This invention relates to a recording apparatus capable of varying the length of identification (ID) data of recording data in a bit unit and/or improving reliability of data transfer between a host computer and a recording medium by use of an error detection/error correction function.
Technique relating to conventional recording apparatuses such as a magnetic disk control apparatus is described, for example, in the instruction manual of "HD64950S" (a hard disk controller of Hitachi, Ltd.). Thereby, identification (ID) data is generated at the time of disk formatting and contains cylinder address data, head address data, sector address data and flag data. The length of each data is set and fixed in a byte unit. At the time of search for a sector, ID data of an object sector and read ID data are compared with each other, and whether or not the sector corresponding to the read ID data is the object sector is judged on the basis of coincidence or non-coincidence of the ID data as a whole.
However, the technique described above does not much take into consideration the reduction of a storage region for storing the ID data which reduction is required with a greater capacity and higher performance of a magnetic disk apparatus, or in other words, optimization in accordance with a necessary data quantity, and diversification of ID data searching functions.

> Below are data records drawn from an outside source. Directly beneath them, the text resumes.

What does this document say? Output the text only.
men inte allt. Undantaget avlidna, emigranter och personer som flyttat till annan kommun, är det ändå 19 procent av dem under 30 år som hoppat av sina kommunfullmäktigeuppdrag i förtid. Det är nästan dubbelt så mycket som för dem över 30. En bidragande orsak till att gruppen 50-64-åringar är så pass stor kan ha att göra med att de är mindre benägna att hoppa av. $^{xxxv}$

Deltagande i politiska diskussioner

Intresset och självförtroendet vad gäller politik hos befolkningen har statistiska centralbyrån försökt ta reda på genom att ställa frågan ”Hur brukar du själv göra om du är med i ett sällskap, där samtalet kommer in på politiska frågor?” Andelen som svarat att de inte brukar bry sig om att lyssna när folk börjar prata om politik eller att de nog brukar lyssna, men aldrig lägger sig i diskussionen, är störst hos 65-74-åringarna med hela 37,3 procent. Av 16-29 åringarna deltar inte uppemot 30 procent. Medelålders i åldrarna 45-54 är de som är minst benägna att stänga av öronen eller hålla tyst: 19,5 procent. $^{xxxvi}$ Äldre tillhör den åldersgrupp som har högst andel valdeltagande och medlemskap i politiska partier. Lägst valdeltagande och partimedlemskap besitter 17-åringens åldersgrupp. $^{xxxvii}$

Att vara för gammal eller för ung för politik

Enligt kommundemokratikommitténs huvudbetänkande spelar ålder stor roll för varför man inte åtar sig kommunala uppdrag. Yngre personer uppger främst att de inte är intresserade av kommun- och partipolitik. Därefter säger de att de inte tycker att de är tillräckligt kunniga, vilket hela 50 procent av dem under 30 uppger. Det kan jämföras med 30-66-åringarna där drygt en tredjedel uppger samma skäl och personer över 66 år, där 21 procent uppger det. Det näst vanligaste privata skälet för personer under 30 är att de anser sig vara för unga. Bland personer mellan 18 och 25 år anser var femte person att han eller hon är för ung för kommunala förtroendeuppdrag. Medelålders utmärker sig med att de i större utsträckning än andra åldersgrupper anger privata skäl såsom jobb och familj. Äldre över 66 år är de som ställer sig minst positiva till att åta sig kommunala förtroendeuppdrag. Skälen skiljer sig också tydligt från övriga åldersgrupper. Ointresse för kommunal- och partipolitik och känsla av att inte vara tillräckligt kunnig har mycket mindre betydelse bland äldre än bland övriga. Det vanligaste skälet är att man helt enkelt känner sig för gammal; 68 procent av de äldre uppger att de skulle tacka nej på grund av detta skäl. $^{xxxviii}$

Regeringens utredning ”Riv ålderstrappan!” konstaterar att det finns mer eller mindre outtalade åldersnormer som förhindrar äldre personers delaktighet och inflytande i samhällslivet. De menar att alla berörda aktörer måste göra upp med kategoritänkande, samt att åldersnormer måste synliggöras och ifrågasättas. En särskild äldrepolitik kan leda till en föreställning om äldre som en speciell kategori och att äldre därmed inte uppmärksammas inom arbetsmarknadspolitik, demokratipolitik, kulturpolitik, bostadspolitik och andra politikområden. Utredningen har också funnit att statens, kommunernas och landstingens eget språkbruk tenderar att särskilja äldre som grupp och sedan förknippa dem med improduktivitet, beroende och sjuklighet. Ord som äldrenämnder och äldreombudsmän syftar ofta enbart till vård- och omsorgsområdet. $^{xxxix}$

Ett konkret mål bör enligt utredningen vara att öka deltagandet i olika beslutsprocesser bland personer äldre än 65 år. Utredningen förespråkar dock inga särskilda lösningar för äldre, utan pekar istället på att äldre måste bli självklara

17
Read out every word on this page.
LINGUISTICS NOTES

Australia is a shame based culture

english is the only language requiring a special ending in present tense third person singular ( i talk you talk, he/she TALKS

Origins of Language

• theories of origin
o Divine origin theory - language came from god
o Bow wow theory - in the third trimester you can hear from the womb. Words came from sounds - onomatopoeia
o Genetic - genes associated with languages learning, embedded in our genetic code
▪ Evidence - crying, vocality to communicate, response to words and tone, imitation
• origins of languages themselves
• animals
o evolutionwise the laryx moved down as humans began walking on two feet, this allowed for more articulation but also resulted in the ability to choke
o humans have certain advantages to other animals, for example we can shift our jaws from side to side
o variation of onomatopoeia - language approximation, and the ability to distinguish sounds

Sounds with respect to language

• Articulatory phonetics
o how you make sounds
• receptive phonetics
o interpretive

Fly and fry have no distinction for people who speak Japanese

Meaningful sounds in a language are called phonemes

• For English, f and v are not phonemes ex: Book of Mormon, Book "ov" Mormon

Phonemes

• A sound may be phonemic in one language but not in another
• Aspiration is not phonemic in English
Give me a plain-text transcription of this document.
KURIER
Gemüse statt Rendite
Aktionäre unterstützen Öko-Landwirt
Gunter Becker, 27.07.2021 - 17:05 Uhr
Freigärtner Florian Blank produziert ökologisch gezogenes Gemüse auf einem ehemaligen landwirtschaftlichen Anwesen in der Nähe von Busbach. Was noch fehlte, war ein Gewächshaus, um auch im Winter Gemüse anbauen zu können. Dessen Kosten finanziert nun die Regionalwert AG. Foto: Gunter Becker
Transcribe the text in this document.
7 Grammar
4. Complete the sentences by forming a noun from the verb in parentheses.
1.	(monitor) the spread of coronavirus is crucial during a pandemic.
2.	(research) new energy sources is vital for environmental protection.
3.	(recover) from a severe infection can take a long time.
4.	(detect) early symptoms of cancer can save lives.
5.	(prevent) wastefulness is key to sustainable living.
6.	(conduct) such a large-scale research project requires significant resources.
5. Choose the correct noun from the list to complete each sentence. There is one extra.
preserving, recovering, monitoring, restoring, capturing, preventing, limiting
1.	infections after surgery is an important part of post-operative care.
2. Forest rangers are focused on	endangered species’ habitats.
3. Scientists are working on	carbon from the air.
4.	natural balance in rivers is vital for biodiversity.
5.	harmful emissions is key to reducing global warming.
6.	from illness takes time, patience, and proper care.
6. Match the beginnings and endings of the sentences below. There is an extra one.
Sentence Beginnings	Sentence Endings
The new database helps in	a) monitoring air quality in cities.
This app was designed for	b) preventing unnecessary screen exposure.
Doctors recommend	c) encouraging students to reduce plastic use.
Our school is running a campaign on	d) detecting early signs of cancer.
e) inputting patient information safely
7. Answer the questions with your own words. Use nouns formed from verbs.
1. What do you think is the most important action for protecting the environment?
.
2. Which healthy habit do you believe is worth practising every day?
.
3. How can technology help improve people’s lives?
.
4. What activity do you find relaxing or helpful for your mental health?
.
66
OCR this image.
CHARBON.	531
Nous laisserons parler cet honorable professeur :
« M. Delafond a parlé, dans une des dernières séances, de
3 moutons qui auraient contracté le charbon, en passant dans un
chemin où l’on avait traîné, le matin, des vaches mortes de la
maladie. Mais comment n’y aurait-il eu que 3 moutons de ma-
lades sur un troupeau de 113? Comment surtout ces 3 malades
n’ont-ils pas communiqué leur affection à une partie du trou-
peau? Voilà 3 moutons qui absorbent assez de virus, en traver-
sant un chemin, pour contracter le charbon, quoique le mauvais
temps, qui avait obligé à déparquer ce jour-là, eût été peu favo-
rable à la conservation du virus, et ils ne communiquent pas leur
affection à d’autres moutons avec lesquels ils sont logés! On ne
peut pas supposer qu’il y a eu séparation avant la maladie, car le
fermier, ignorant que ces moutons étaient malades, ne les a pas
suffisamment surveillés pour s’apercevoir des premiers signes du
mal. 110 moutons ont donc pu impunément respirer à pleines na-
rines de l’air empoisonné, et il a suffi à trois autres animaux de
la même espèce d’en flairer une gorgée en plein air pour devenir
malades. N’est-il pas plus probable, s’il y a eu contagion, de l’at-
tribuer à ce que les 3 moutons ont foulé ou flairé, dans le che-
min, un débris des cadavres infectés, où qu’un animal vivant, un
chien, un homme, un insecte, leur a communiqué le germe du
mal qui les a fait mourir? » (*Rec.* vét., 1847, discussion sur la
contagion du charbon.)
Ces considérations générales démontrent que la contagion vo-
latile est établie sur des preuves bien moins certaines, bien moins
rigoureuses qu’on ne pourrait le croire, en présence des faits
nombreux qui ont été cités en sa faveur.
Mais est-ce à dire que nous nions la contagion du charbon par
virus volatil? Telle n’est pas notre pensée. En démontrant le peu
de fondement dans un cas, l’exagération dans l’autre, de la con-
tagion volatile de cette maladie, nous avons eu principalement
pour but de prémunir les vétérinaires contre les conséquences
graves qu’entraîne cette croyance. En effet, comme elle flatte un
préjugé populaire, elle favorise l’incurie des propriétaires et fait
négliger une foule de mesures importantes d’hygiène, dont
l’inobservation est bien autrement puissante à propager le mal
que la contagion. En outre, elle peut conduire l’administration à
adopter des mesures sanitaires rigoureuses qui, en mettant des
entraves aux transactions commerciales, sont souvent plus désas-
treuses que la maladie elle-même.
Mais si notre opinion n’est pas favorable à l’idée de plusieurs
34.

The conventional recording apparatus is equipped with a error detecting and error correcting function for data transfer between a recording medium and a data buffer but does not have such a function for data transfer between a host computer and the data buffer. For this reason, even when erroneous data is transferred from the host computer to the data buffer, the error cannot be detected and corrected, so that reliability of the entire system inclusive of the disk apparatus tends to remarkably drop.
Furthermore, a check symbol added to data to be recorded is only one kind. Therefore, when any error occurs in the check symbol itself or when the check symbol becomes non-reproducible, the data is likely to be judged as wrong or the error correction cannot be made correctly even though the data itself does not contain any error.
Data is recorded dividedly in each sector as a recording unit, and reproduction of the data is made in this sector unit. In this case, no problem occurs if the data of only one sector is reproduced but when a plurality of sectors are reproduced continuously, the following problem occurs. The data reproduced from a recording medium become sequentially the object of error detection processing in an error detection/correction circuit (ECC) and the error correction processing is executed if any error exists. When the error is detected in the data reproduced from any of the sectors other than the last sector, the data from a next sector is reproduced while the error correcting processing is being made for this sector data, so that the error detection processing cannot be made for the next sector data. For this reason, conventionally, after one rotation of the disk is waited for, the next sector data is reproduced and is subjected to the error detection processing. According to this method, however, the data read-out operation is retarded by the time corresponding to one rotation of the disk, so that data transfer performance is deteriorated drastically.